Hong Kong comedian spreads cheer at Italy festival

By Matthew Scott

UDINE, May 6, 2011 (AFP) - In Asia he is known as the "Bruce Lee of comedy" but it wasn’t until this week that Hong Kong's Michael Hui realised his brand of humour could have universal appeal.

Mixing slapstick with often savage social commentary, the 68-year-old Hui has written, acted in and directed a string of box office hits across the region since the 1970s while his regular stand up shows in Hong Kong sell out within minutes of tickets going on sale.

Such is his popularity that Hui has been commandeered by the Hong Kong government to join the election committee which chooses the city's chief executive while he also sits on China's National People's Congress -- a rare honour for man who makes a living out of poking fun at society.

While the veteran has been happy thus far to ply his trade mostly at home, a trip to the 13th Far East Film Festival in the northern Italian town of Udine this week -- where Hui is being honoured with a lifetime achievement award -- has opened his eyes to the possibilities of spreading the cheer.

And, he says, the timing could not be better.

"This is the first time in my life I have realised that comedy has no boundaries," said Hui on the fringes of the 10-day festival.

"Just as long as the audience is human, if you listen we all make that same sound -- ‘ha, ha, ha’."

Although Hui has not made a film since "Rob-B-Hood" alongside Jackie Chan in 2006 he says he has been inspired now by recent happenings both at home and abroad to start writing again.

"People in Hong Kong are now daring to speak up," he says. "They will demonstrate against anything. This is the mood all over the world.

"For my comedy I look at the people around me and I look at their weaknesses and then I put those weaknesses into my character on screen so people can identify with them.

"I have really thought it is time to do that again, given the mood in the world. It has become less easy to laugh.

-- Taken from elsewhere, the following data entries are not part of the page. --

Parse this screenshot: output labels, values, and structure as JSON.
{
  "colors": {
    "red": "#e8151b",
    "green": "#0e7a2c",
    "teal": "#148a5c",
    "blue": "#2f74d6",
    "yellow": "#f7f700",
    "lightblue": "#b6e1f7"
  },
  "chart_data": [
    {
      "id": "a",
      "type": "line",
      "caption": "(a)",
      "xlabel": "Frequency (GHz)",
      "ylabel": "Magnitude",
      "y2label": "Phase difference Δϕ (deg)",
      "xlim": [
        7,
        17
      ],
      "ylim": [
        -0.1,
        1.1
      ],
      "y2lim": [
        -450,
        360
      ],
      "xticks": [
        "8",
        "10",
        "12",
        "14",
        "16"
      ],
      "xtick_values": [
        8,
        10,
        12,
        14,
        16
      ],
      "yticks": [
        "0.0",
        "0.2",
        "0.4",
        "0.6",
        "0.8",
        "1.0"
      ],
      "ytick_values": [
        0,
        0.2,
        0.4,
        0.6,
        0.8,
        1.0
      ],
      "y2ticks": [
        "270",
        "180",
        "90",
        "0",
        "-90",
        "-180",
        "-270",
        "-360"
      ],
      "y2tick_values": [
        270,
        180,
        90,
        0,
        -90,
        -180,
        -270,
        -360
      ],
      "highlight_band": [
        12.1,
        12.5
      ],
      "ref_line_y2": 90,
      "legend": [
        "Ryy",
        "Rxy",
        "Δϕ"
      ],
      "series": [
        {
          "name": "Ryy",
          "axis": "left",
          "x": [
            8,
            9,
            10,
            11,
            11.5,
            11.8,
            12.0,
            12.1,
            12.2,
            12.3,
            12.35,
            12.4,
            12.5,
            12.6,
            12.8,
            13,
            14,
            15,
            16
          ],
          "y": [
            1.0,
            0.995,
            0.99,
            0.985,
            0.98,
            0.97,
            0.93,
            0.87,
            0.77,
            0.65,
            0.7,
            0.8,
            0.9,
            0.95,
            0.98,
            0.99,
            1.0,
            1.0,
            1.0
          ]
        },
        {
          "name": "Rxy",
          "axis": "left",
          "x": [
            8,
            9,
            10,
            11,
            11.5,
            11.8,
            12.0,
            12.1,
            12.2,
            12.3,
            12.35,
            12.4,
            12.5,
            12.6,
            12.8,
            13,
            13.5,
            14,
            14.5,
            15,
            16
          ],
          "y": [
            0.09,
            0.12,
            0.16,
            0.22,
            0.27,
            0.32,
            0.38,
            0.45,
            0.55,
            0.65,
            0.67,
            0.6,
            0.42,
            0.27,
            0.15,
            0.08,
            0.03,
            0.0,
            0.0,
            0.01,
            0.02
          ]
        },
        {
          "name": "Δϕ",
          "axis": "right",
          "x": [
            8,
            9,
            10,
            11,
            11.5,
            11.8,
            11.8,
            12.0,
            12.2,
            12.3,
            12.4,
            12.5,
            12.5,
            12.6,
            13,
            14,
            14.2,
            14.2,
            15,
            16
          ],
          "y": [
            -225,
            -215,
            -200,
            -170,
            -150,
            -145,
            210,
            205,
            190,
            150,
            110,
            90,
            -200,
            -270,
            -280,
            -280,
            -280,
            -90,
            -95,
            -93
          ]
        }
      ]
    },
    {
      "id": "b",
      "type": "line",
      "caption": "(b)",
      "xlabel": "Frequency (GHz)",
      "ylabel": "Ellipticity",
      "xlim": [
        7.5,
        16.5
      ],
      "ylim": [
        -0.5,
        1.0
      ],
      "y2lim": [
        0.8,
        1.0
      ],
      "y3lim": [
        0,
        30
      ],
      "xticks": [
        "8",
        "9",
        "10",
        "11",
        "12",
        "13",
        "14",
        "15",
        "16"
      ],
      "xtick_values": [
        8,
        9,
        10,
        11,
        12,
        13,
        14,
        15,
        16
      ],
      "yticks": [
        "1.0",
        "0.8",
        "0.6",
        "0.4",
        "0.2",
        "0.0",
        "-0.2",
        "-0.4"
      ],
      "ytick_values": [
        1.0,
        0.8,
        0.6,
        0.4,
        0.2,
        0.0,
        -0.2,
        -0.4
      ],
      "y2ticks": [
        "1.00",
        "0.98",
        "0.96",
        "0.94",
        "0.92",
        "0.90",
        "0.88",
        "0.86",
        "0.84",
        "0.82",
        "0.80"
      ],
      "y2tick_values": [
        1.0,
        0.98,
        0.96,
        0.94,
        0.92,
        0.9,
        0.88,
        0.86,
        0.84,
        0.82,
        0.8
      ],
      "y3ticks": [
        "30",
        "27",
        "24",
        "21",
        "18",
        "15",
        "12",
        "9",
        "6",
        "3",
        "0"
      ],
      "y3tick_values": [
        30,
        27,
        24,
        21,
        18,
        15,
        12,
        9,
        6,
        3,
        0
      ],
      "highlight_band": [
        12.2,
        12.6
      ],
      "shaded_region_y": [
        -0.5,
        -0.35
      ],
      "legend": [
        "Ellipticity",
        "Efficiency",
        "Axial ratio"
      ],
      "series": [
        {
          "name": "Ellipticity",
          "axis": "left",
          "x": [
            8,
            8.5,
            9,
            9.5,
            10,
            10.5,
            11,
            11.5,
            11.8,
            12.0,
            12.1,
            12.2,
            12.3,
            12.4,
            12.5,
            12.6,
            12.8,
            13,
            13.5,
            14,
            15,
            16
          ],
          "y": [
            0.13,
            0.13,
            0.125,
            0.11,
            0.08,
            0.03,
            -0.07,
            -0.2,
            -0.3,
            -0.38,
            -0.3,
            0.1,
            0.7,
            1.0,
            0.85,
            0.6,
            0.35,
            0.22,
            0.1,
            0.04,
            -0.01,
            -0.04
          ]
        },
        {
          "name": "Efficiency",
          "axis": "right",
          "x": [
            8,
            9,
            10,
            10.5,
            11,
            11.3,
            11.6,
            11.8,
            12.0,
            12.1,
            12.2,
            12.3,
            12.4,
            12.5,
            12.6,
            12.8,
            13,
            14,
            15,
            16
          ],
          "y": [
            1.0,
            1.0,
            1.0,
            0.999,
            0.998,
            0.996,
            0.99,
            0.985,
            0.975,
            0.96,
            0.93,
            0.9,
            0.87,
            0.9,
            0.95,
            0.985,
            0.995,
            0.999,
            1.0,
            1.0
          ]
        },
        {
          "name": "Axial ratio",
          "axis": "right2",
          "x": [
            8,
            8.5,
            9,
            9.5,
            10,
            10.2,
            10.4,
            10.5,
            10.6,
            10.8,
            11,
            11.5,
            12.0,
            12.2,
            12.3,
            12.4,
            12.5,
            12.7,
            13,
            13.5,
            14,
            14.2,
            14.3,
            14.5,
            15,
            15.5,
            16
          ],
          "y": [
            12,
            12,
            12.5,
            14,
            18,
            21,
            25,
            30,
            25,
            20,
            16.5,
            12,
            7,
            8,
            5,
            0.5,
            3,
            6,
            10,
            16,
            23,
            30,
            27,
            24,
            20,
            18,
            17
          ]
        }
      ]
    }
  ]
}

We have to ask why."

Hui began his career in comedy after first wanting to be a "serious intellectual, a politician or president". But friends in the Hong Kong entertainment industry had other ideas.

"They said to me: ‘You look funny'," says Hui. "That’s how it all started."

After hosting a number of TV specials, Hui was lured into cinema -- often drawing on the talents of his brothers Ricky and Sam -- and formed a successful relationship with the massive Shaw Brothers studio during its golden era of the 1970s.

Films such as "Games Gamblers Play" (1974) and "Chicken and Duck Talk" (1998) found an audience not only in Hong Kong but across Asia, especially in Japan where Hui became known as "Mr Boo", or the character that fans loved to hate.

He also had a brief flirtation with Hollywood, picking up a small part in Burt Reynolds' box office smash "Cannonball Run" in 1981. There were offers for more work overseas but Hui chose to stay close to home.

"I look at my comedy as though I am cooking a dish for my family, for Hong Kong," says Hui. "To find here this week that Italians find my food delicious is very nice.

"With the Chinese film industry rising, Hong Kong’s traditional market is shrinking and what I think Hong Kong film-makers now have to do is not lose the true colour of our own culture but try to find the recipe so that everyone can enjoy it -- China, Italy, everywhere.

"I think if I keep cooking with the right ingredients -- chicken and pork -- and not throw in some scorpions or snake, everything will be all right."

The Hui-produced "The Private Eyes" (1976) is acknowledged as the first film to explore the comic possibilities of kung fu -- a rich vein of humour most famously tapped by the internationally acclaimed Jackie Chan and since followed by film-makers from Hong Kong to Hollywood.

"I just thought kung fu always took itself too seriously," says Hui. "All those people being killed. It’s a little bit silly when you step back from it. So I decided to make it funny so people could see you don’t have to always take things so seriously."

For noted film scholar Roger Garcia, who programmed the Tribute to Michael Hui retrospective in Udine, the film-maker’s influence on Asian cinema is unmistakable.

"I think Michael really helped to put Hong Kong comedy on the map in the modern world," he says. "He also unleashed the comedy potential -- both in kung fu films and in common-man drama -- of modern Hong Kong."

On reflection, Hui says his role in life has always been simple.

"I don’t want to tell people the world is sad -- everybody knows that already," says Hui. "I’d rather look at the world and say, it’s sad -- but not completely. I would like to be remembered as a comedian who found comedy in anything.

"As you laugh, gradually the pain is diffused. Even if you die, you have to die laughing."